Multimodal Attachments
Let users send images, audio, video, and documents to the AI alongside their messages.
You have a working CopilotChat and want users to attach files — images, PDFs, audio, video — that the AI can see and respond to. By the end of this guide, your chat will support drag-and-drop file attachments with previews, lightbox viewing, and multimodal AI responses.
Quick start#
Add attachments to your CopilotChat component:
import { CopilotChat } from "@copilotkit/react-core/v2";
<CopilotChat
agentId="my-agent"
attachments={{ enabled: true }} // [!code highlight]
/>
That's it. Users can now click the attachment button or drag-and-drop files into the chat. The files are sent as part of the message content to your agent.
Configuration#
The attachments prop accepts an AttachmentsConfig object:
<CopilotChat
attachments={{
enabled: true,
accept: "image/*", // MIME filter (default: "*/*")
maxSize: 10 * 1024 * 1024, // 10MB limit (default: 20MB)
}}
/>
| Option | Type | Default | Description |
|---|---|---|---|
enabled | boolean | — | Enable file attachments in the chat input. |
accept | string | "*/*" | MIME type filter. Supports patterns like "image/*", ".pdf,.docx", or comma-separated lists. |
maxSize | number | 20 * 1024 * 1024 | Maximum file size in bytes. |
onUpload | (file: File) => AttachmentUploadResult | Promise<...> | — | Custom upload handler. See Custom upload handler. |
onUploadFailed | (error: AttachmentUploadError) => void | — | Called when a file fails validation or upload. See Handling upload errors. |
Supported file types#
Attachments are categorized by modality based on their MIME type:
| Modality | MIME types | Preview | AI support |
|---|---|---|---|
| Image | image/* | Thumbnail with lightbox | Supported by most vision-capable models (GPT-4o, Claude, etc.) |
| Audio | audio/* | Audio player | Model-dependent |
| Video | video/* | Thumbnail with play button + lightbox | Model-dependent |
| Document | Everything else | File icon + name; PDF and text get lightbox preview | Sent as file content — model support varies |
Not all models support all modalities. For example, OpenAI's GPT-4o supports images but not audio file parts. If the model doesn't support a file type, you'll get a RUN_ERROR event. Use the onError callback to handle this gracefully.
Custom upload handler#
By default, files are read as base64 and sent inline. For large files or production apps, you'll want to upload to your own storage and pass a URL instead.

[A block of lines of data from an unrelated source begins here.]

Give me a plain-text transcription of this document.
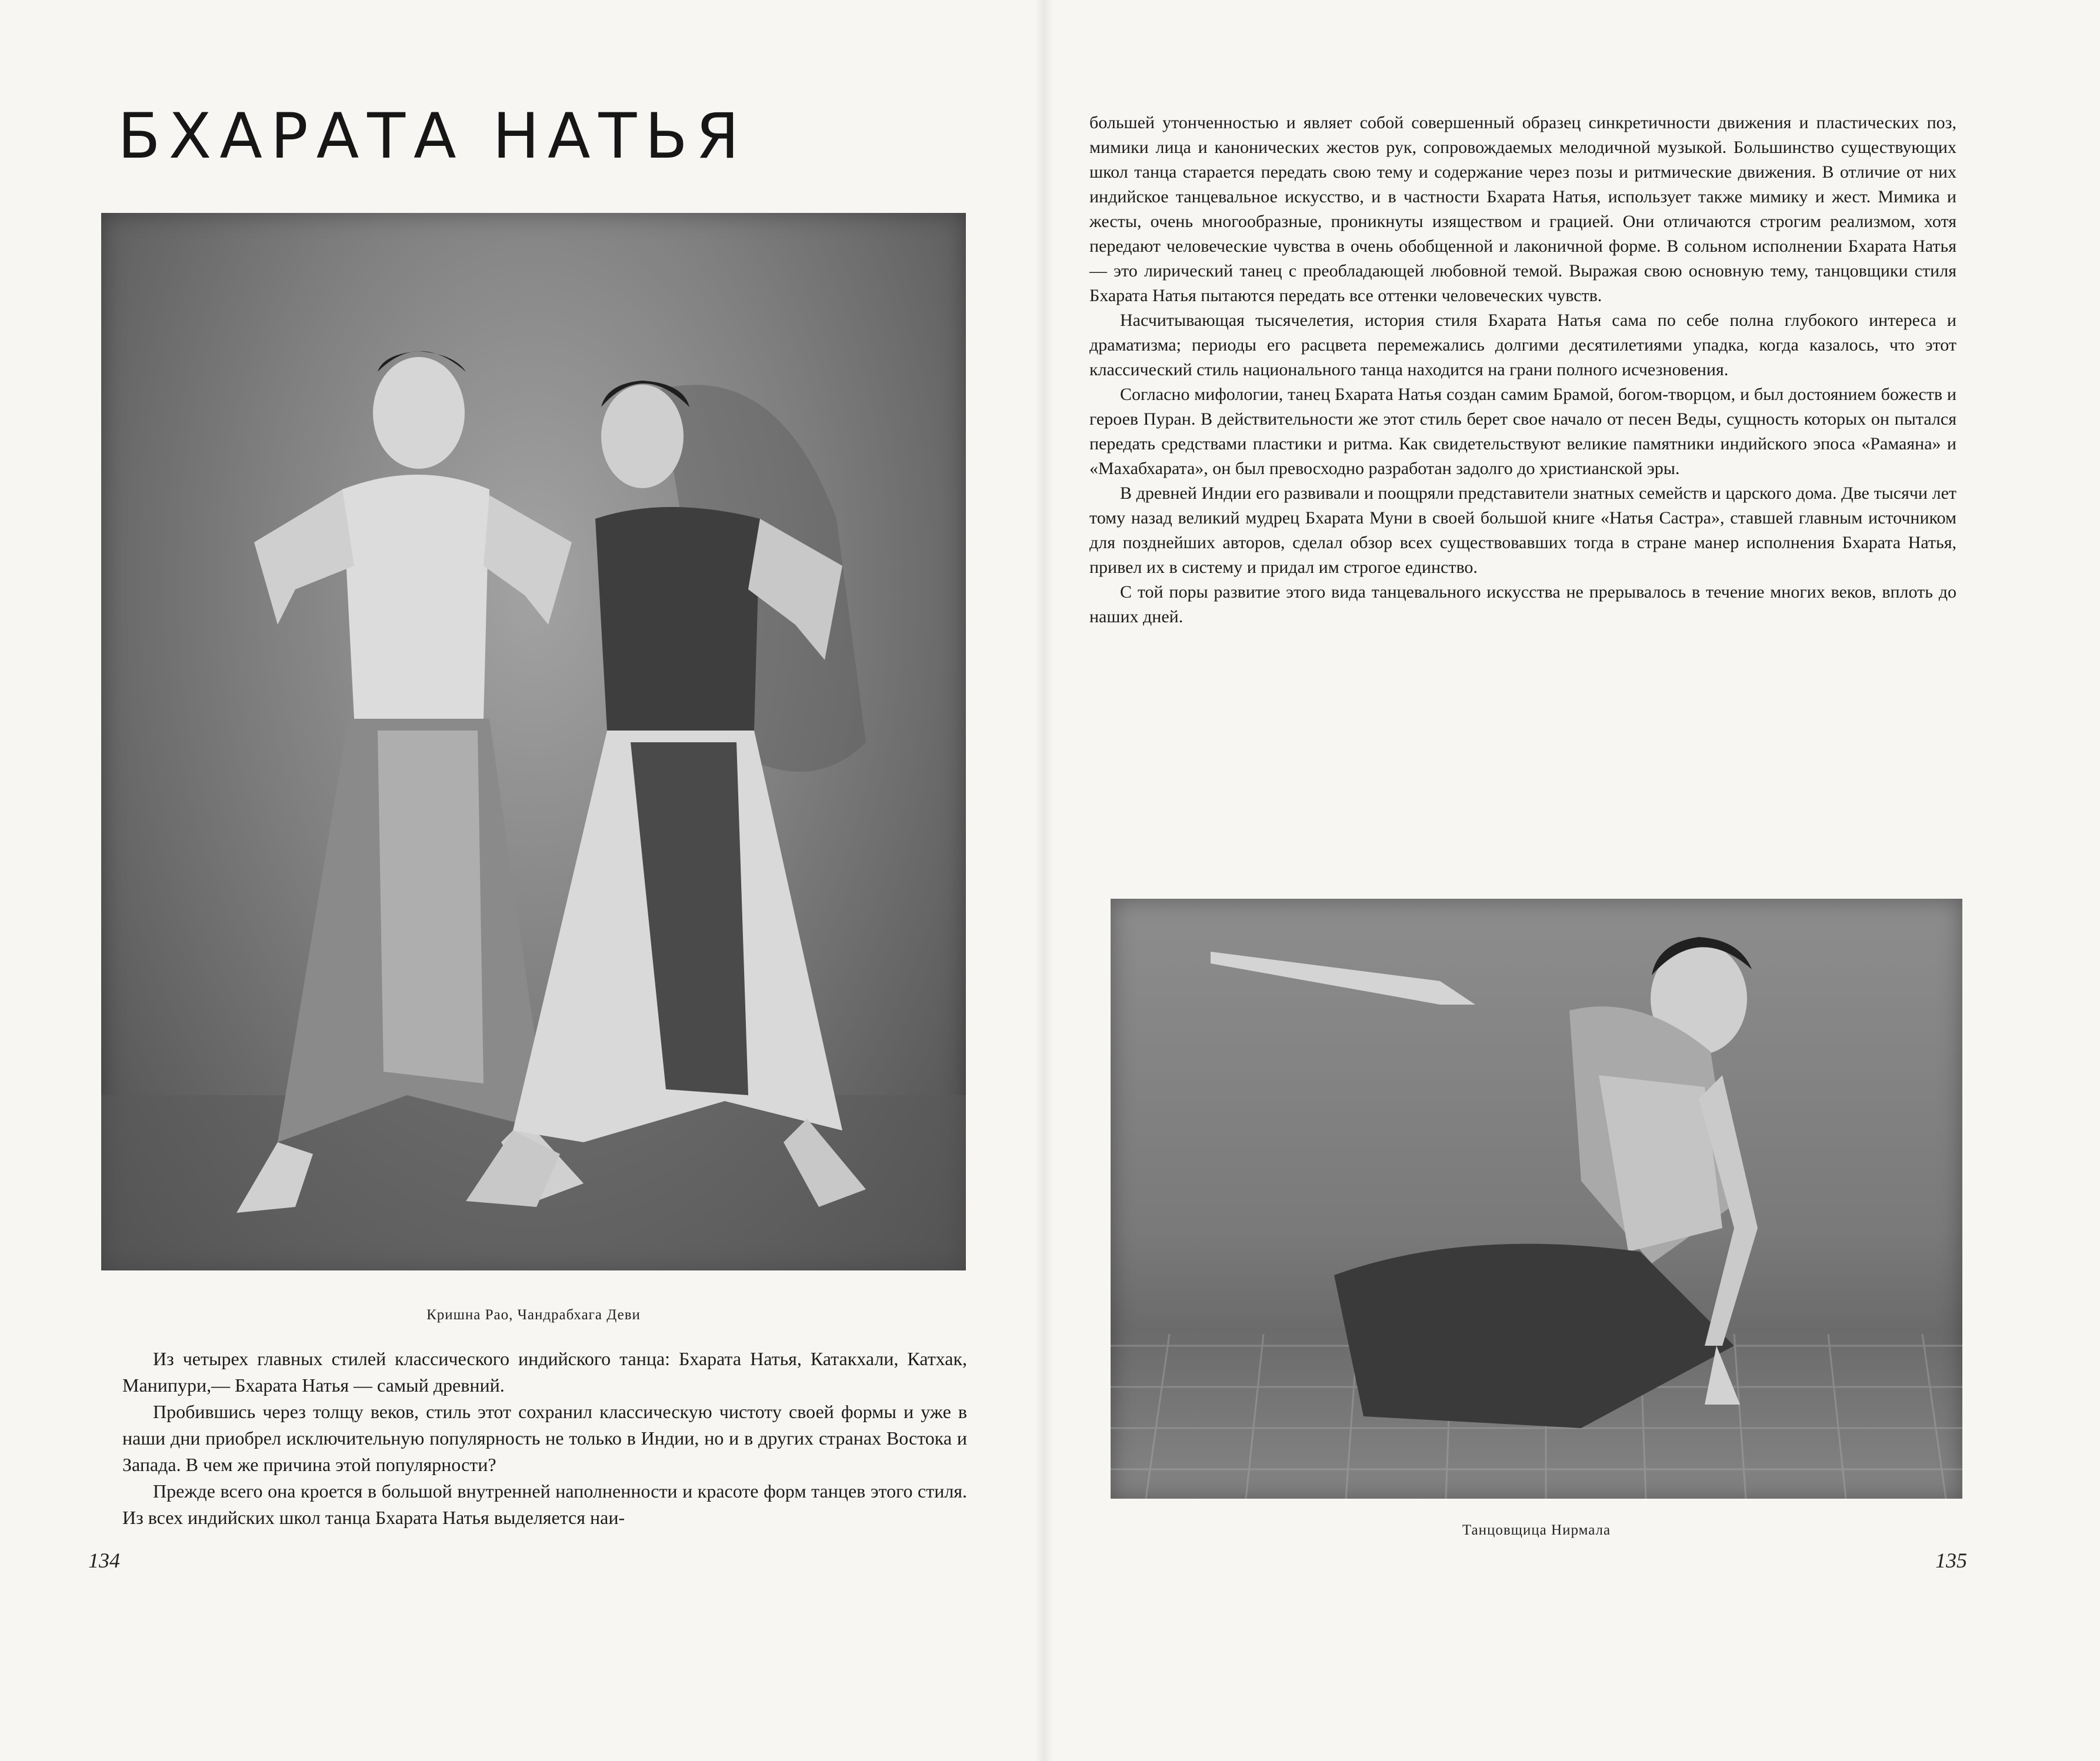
БХАРАТА НАТЬЯ
Кришна Рао, Чандрабхага Деви

Из четырех главных стилей классического индийского танца: Бхарата Натья, Катакхали, Катхак, Манипури,— Бхарата Натья — самый древний.

Пробившись через толщу веков, стиль этот сохранил классическую чистоту своей формы и уже в наши дни приобрел исключительную популярность не только в Индии, но и в других странах Востока и Запада. В чем же причина этой популярности?

Прежде всего она кроется в большой внутренней наполненности и красоте форм танцев этого стиля. Из всех индийских школ танца Бхарата Натья выделяется наи-

134

большей утонченностью и являет собой совершенный образец синкретичности движения и пластических поз, мимики лица и канонических жестов рук, сопровождаемых мелодичной музыкой. Большинство существующих школ танца старается передать свою тему и содержание через позы и ритмические движения. В отличие от них индийское танцевальное искусство, и в частности Бхарата Натья, использует также мимику и жест. Мимика и жесты, очень многообразные, проникнуты изяществом и грацией. Они отличаются строгим реализмом, хотя передают человеческие чувства в очень обобщенной и лаконичной форме. В сольном исполнении Бхарата Натья — это лирический танец с преобладающей любовной темой. Выражая свою основную тему, танцовщики стиля Бхарата Натья пытаются передать все оттенки человеческих чувств.

Насчитывающая тысячелетия, история стиля Бхарата Натья сама по себе полна глубокого интереса и драматизма; периоды его расцвета перемежались долгими десятилетиями упадка, когда казалось, что этот классический стиль национального танца находится на грани полного исчезновения.

Согласно мифологии, танец Бхарата Натья создан самим Брамой, богом-творцом, и был достоянием божеств и героев Пуран. В действительности же этот стиль берет свое начало от песен Веды, сущность которых он пытался передать средствами пластики и ритма. Как свидетельствуют великие памятники индийского эпоса «Рамаяна» и «Махабхарата», он был превосходно разработан задолго до христианской эры.

В древней Индии его развивали и поощряли представители знатных семейств и царского дома. Две тысячи лет тому назад великий мудрец Бхарата Муни в своей большой книге «Натья Састра», ставшей главным источником для позднейших авторов, сделал обзор всех существовавших тогда в стране манер исполнения Бхарата Натья, привел их в систему и придал им строгое единство.

С той поры развитие этого вида танцевального искусства не прерывалось в течение многих веков, вплоть до наших дней.

Танцовщица Нирмала
135
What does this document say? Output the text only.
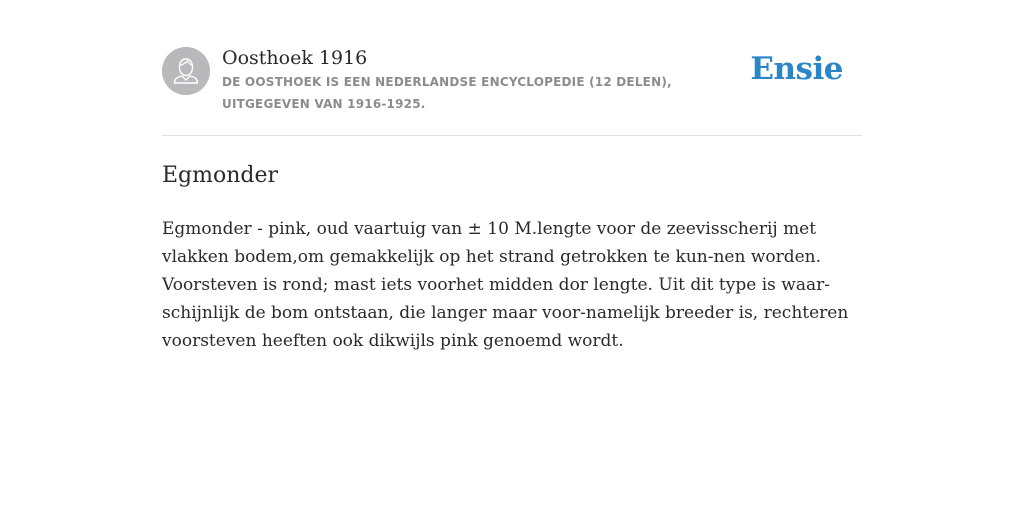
Oosthoek 1916

DE OOSTHOEK IS EEN NEDERLANDSE ENCYCLOPEDIE (12 DELEN), UITGEGEVEN VAN 1916-1925.

Ensie
Egmonder

Egmonder - pink, oud vaartuig van ± 10 M.lengte voor de zeevisscherij met vlakken bodem,om gemakkelijk op het strand getrokken te kun-nen worden. Voorsteven is rond; mast iets voorhet midden dor lengte. Uit dit type is waar-schijnlijk de bom ontstaan, die langer maar voor-namelijk breeder is, rechteren voorsteven heeften ook dikwijls pink genoemd wordt.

onUpload returns an AttachmentUploadResult — a discriminated union with two variants:
Adding metadata#
You can attach custom metadata to any upload. It's included in the InputContent part sent to the agent and accessible via metadata on the content part.
onUpload: async (file) => {
const url = await uploadToStorage(file);
return {
type: "url",
value: url,
mimeType: file.type,
metadata: {
uploadedBy: currentUser.id,
category: "support-ticket",
},
};
},
The filename is always included in metadata automatically — you don't need to add it yourself.
Handling upload errors#
Use onUploadFailed to react when a file is rejected or an upload fails — for example, to show a toast:
<CopilotChat
attachments={{
enabled: true,
accept: "image/*",
maxSize: 5 * 1024 * 1024, // 5MB
onUploadFailed: (error) => {
// error.reason: "file-too-large" | "invalid-type" | "upload-failed"
// error.file: the original File object
// error.message: human-readable description
toast.error(error.message);
},
}}
/>
| Reason | When it fires |
|---|---|
invalid-type | File doesn't match the accept filter. |
file-too-large | File exceeds maxSize. |
upload-failed | The onUpload handler threw, or the default base64 reader failed. |
For errors that happen after the message is sent (e.g., the model doesn't support the file type), use the onError callback on CopilotChat:
<CopilotChat
attachments={{ enabled: true }}
onError={(event) => {
console.error(`[${event.code}]`, event.error.message);
}}
/>
How it works#
When a user attaches files and sends a message, CopilotKit:
- Reads each file (via the default base64 reader or your
onUploadhandler) - Builds an array of
InputContentparts — text + one part per attachment - Adds the message to the agent with
content: [{ type: "text", ... }, { type: "image", source: ... }, ...] - The agent receives the multimodal content via the AG-UI protocol and forwards it to the model
The attachments are part of the standard AG-UI InputContent schema, so any AG-UI-compatible agent (BuiltInAgent, LangGraph, custom) can receive them.